Diesem städtebaulichen Ansatz entsprechend ist das Projekt äusserst hermetisch gefasst. Fenster sind durch Lochbleche verblendet und ausser den Notausgängen gibt es nur die Fährenrampe für die Anlieferung und den darunter verborgenen Mitarbeitereingang. Einzig die Kommandobrücke, mit den Konferenzräumen, ist expressiv angeordnet.

Die engen Platzverhältnisse erlauben keinen Wendehammer bei der Anlieferung. Über eine Drehscheibe werden die Lastwagen gewendet. Diese Massnahme erlaubt nur ein Fahrzeug in der Anlieferung, was bei den erwarteten Fahrzeugbewegungen inakzeptabel ist. Dieser Flaschenhals wird noch verschärft durch den Umstand, dass Güter innerhalb des Gebäudes einzig mit Gabelstaplern verschoben werden können, der erforderliche Umschlagplatz aber nicht vorgesehen ist.

Hier zeigt sich, dass das vorgeschlagene Volumen des Flugzeugträgers/Frachtschiffes untauglich ist, um die Funktion des Sammlungszentrums in sich aufzunehmen. Diese Schiffstypologien werden hauptsächlich über Deck bewirtschaftet und nicht, wie hier vorgeschlagen, über eine Art Fährenrampe.
Für die Funktion des Sammlungszentrums hätte zwingend auch das Ladevolumen einer Fähre nachgebildet werden müssen.

Die erste Etappe wirkt für sich gestellt amputiert und arg karikiert. Die nicht gesicherte zweite Etappe und gar die mögliche Erweiterung erscheinen als konstituierende Elemente, ohne die das Projekt seine Vorteile nicht auszuspielen vermag. Schliesslich bedeutet das weit über die Abstandslinie der H3 ragende Vordach einen baurechtlichen Verstoss. Der Entwurf mit Metaphern birgt die Gefahr, dass sie zum Selbstläufer werden, wenn man sich nicht wieder von ihnen zu lösen vermag. Der Stärke des Bildes stehen wichtige funktionale Unzulänglichkeiten entgegen, so dass für dieses Projekt nur die Möglichkeit eines Ankaufs offen steht.

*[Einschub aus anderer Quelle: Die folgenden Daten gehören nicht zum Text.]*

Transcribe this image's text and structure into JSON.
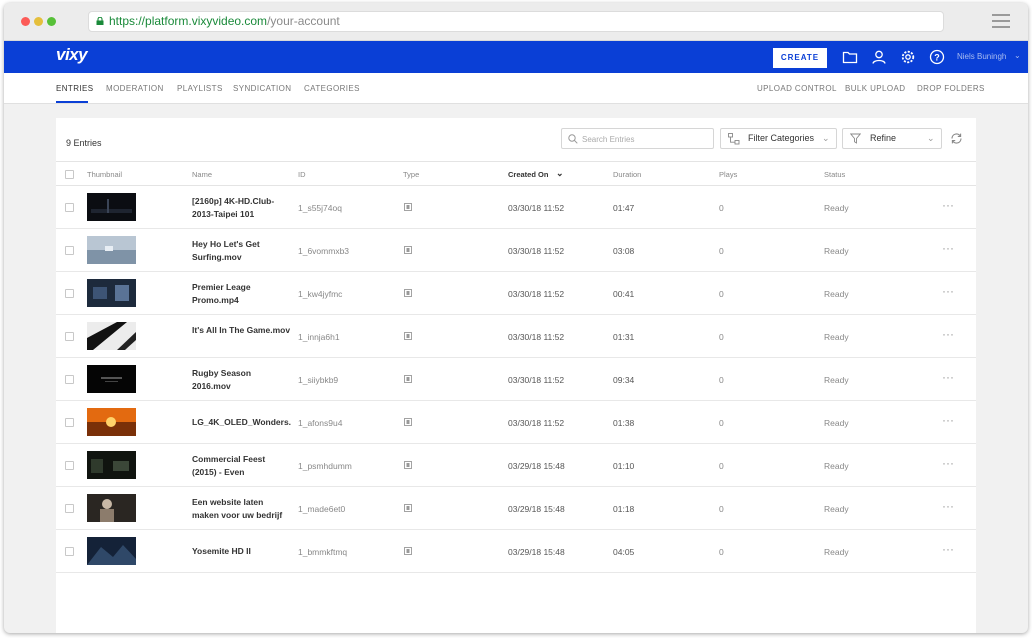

Das Projekt besticht durch seine rigorose Eigenständigkeit, die einerseits strukturell jede Bezugnahme zur Römerstadt verweigert und andererseits plakativ seine Funktion des Bergens zum Ausdruck bringt. Die konsequenterweise zelebrierte Hermetik des Gebäudes wendet sich im Innern gegen die gewünschte räumliche und kommunikative Offenheit des Sammlungszentrums. Es ist heute wohl nur noch einem Mäzenatentum vergönnt, sich auf das intellektuelle Konstrukt, das dieser Wettbewerbsbeitrag letztlich darstellen will, einzulassen und sich auf einen sicherlich spannenden und herausfordernden Weg der Planung und Realisierung zu begeben.